Die Bewohner der Pflegeeinrichtung »Tönebön am See« bei Hameln leben in ihrer eigenen Welt. Sieht so ein würdevoller Umgang mit dementen Menschen aus?

Der erste Lapsus unterläuft mir gleich an der Türschwelle. »Ach, da ist ja der junge Mann!«, schallt es mir entgegen, als ich das Foyer der Einrichtung betrete. Eine Frau, die ich auf Anfang 60 schätze, begrüßt mich mit freundlichprofessionellem Tonfall, als habe sie mich schon erwartet. Ich stelle mich bei der vermeintlichen Mitarbeiterin vor, verweise auf meinen Besichtigungstermin. Nach einigen Sätzen winkt sie plötzlich ab. »Ja, ja, was die jungen Leute eben alles so machen«, murmelt sie und schiebt sich in Richtung Ausgang an mir vorbei.
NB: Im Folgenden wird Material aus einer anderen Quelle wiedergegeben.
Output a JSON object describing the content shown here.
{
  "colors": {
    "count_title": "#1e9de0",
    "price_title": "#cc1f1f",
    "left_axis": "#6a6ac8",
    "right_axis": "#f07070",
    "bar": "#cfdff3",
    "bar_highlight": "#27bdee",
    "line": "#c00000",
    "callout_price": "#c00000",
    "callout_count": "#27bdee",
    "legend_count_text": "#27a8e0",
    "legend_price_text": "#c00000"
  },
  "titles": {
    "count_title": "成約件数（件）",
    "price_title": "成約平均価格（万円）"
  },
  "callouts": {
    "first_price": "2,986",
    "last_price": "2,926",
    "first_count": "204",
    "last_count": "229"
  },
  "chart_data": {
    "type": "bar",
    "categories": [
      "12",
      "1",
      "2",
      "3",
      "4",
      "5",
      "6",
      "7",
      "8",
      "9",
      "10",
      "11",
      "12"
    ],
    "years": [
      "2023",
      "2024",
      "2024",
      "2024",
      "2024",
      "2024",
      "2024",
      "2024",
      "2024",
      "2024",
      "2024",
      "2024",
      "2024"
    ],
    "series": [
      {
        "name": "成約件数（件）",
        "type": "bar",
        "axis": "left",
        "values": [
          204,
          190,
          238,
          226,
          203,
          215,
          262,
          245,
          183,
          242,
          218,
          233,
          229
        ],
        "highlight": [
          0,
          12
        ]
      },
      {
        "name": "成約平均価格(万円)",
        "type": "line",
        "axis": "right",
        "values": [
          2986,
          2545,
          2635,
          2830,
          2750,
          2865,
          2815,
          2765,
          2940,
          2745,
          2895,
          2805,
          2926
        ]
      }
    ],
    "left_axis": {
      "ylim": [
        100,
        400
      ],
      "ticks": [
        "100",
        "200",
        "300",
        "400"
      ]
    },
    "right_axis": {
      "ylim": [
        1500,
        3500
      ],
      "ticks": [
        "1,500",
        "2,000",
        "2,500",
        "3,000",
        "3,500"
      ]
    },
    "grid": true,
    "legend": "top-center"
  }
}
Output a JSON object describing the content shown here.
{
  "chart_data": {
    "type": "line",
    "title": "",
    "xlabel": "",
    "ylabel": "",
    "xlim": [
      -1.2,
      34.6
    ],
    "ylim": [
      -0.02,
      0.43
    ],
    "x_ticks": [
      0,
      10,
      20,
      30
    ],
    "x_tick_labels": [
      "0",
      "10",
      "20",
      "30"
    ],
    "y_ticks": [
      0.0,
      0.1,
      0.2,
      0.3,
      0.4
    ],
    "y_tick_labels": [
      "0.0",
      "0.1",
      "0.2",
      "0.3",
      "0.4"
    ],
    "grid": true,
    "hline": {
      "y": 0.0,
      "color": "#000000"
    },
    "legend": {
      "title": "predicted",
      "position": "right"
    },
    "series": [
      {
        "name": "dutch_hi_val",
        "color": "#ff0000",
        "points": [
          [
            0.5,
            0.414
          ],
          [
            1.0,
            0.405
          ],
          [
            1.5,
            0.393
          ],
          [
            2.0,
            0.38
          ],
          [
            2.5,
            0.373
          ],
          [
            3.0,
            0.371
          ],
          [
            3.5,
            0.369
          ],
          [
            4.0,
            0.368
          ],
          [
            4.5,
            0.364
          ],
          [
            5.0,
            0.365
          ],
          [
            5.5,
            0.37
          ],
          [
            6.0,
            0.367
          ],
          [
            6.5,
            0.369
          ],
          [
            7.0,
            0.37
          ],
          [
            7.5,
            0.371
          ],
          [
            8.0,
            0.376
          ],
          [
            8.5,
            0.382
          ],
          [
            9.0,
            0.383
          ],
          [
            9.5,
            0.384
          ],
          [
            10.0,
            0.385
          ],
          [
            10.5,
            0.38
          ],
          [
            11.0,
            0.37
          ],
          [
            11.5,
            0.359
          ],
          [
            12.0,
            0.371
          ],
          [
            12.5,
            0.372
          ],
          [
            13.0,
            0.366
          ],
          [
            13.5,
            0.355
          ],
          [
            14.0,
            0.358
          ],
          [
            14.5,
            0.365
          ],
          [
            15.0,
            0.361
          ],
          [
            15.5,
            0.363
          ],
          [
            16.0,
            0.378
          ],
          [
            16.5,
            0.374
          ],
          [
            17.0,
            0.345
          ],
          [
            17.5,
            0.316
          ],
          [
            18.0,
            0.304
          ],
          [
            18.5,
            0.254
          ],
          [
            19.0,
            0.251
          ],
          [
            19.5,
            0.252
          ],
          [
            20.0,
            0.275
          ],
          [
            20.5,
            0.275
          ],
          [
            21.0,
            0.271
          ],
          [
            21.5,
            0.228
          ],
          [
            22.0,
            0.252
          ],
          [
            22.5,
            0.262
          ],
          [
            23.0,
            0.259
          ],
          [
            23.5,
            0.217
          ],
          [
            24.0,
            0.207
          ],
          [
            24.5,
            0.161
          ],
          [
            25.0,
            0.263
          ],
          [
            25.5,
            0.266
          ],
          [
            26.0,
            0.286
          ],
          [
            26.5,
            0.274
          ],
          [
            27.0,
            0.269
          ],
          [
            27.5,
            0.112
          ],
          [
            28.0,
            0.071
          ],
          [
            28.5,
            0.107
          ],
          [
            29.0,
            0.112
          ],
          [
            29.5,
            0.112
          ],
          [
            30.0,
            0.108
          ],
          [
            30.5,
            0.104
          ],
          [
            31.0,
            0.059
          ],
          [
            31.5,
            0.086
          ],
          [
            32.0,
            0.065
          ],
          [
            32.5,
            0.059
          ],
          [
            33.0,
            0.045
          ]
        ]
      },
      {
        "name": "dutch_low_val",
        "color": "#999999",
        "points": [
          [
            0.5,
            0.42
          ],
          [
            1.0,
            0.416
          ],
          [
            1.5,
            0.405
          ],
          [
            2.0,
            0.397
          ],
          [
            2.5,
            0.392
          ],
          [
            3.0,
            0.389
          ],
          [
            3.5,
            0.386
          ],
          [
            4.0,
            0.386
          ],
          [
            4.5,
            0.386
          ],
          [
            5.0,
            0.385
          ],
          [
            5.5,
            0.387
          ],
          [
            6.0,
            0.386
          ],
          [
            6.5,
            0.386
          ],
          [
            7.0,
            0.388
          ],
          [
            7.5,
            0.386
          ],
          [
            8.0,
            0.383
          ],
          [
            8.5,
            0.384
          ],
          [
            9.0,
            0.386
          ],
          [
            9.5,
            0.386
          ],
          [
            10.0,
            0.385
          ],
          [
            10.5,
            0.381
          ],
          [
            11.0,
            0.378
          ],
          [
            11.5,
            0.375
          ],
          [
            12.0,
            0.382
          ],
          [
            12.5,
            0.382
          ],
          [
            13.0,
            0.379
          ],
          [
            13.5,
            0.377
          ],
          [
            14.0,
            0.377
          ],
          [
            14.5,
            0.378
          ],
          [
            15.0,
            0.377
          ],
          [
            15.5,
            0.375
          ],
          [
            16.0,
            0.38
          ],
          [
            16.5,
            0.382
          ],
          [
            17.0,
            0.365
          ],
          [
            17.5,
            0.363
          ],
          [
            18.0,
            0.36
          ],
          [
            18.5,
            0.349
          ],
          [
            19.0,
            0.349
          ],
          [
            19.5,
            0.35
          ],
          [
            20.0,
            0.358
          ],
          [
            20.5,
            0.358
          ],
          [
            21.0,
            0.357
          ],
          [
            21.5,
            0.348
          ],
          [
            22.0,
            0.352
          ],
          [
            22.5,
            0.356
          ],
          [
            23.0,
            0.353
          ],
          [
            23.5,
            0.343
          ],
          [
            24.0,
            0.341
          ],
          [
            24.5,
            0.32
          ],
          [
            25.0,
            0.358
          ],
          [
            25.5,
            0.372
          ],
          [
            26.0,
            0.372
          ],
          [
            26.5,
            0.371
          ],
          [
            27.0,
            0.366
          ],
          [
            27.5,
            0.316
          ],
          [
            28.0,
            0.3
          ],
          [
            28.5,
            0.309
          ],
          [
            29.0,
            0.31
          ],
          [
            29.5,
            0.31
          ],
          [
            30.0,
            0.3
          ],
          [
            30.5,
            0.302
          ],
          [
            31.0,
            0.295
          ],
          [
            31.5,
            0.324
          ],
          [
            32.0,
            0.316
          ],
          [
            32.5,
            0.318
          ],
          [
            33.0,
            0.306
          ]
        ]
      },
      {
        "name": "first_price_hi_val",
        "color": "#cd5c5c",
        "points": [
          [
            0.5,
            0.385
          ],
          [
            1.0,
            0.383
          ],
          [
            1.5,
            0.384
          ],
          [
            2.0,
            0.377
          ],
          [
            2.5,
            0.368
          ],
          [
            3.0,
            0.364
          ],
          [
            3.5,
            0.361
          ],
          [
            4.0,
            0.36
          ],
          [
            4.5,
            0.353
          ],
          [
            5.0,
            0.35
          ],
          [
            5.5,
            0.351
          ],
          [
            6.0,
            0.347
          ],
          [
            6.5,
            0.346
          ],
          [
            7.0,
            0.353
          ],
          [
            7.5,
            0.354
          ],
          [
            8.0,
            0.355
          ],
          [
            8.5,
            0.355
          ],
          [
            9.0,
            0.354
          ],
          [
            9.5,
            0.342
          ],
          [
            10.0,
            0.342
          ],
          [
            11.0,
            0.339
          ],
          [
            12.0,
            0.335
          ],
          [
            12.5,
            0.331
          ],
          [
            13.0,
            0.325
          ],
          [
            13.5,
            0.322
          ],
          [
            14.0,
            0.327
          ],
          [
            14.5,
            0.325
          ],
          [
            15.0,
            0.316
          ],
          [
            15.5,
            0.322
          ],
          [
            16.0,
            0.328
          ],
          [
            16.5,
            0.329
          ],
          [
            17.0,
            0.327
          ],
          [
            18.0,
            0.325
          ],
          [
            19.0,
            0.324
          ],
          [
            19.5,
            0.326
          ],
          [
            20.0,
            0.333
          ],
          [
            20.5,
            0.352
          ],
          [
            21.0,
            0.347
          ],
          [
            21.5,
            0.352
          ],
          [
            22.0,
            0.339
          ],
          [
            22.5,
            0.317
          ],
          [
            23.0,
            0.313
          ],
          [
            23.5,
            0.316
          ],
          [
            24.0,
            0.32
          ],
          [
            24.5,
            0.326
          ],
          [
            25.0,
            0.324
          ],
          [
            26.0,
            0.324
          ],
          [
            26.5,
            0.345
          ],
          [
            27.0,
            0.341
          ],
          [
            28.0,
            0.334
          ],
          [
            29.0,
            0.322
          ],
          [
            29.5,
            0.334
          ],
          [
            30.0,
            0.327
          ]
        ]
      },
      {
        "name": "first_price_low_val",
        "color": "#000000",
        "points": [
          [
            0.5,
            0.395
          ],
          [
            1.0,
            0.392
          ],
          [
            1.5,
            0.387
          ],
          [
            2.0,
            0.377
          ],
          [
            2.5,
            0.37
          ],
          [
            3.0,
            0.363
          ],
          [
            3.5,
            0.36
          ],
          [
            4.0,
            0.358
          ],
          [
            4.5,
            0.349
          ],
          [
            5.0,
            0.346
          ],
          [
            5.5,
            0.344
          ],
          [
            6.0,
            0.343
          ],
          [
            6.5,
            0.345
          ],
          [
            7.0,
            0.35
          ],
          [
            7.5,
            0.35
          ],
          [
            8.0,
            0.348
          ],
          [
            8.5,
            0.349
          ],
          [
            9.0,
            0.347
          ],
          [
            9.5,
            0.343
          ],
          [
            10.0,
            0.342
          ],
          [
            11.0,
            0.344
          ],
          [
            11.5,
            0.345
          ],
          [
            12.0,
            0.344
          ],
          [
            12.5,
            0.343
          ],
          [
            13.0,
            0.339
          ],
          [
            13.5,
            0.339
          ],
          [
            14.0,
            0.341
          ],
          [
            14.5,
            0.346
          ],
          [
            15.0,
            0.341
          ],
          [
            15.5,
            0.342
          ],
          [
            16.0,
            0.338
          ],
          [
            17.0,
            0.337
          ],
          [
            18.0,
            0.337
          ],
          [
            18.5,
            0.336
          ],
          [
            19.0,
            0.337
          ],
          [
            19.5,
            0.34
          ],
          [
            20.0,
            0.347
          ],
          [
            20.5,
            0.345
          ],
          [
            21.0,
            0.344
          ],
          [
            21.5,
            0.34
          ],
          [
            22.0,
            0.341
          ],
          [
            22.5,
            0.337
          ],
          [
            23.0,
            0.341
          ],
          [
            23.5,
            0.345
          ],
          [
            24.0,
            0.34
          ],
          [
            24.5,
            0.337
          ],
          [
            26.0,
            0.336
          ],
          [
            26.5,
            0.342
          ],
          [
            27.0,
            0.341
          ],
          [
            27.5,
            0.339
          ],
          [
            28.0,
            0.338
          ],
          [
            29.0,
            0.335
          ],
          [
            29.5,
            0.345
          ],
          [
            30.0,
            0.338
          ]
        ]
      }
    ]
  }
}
In diesem Moment schreitet eine echte Mitarbeiterin ein: »Aber Frau Herweg*, Sie wissen doch, dass das nicht geht!«, ruft sie und schlägt ihr vor, sie möge ihren Spaziergang im Innenhof der Einrichtung fortsetzen. Nach einigem Hin und Her zuckt diese mit den Schultern, kehrt auf dem Absatz um und schreitet davon.

Die Einrichtung, die ich gerade betreten habe, ist Deutschlands erstes Demenzdorf, genannt »Tönebön am See«. Das Pflegeheim liegt in der Nähe eines Naturschutzgebiets am Stadtrand des niedersächsischen Hameln. Knapp 80 Bewohnerinnen und Bewohner leben hier in sechs Hausgemeinschaften mit klangvollen Namen wie »Villa Ziegelhof« oder »Villa Wiesengrund«. Es gibt einen Minimarkt, einen Frisörsalon, ein Café, einen großen Garten mit Papageienkäfig im Innenhof. Nur: Das kleine Wunderland ist von einem Zaun umgeben. Direkt vor den Toren endet die heimelige Atmosphäre. Neben der Einrichtung verläuft die stark befahrene Landstraße, und die zwei Kilometer zum Bahnhof führen an einem Zeltplatz, einer Gummifabrik und einem Baustofflager vorbei. Die Bewohner sind hier abgeschieden vom Stadtleben – Inklusion sieht anders aus. Aber offenbar ist das auch nicht das vorrangige Ziel der Einrichtung. Ein »Lebensraum für Menschen mit Demenz« soll es sein, in dem die Betroffenen möglichst ungestört in ihrer eigenen Welt verweilen können. Kann das gelingen? Und: Ist es überhaupt eine gute Idee?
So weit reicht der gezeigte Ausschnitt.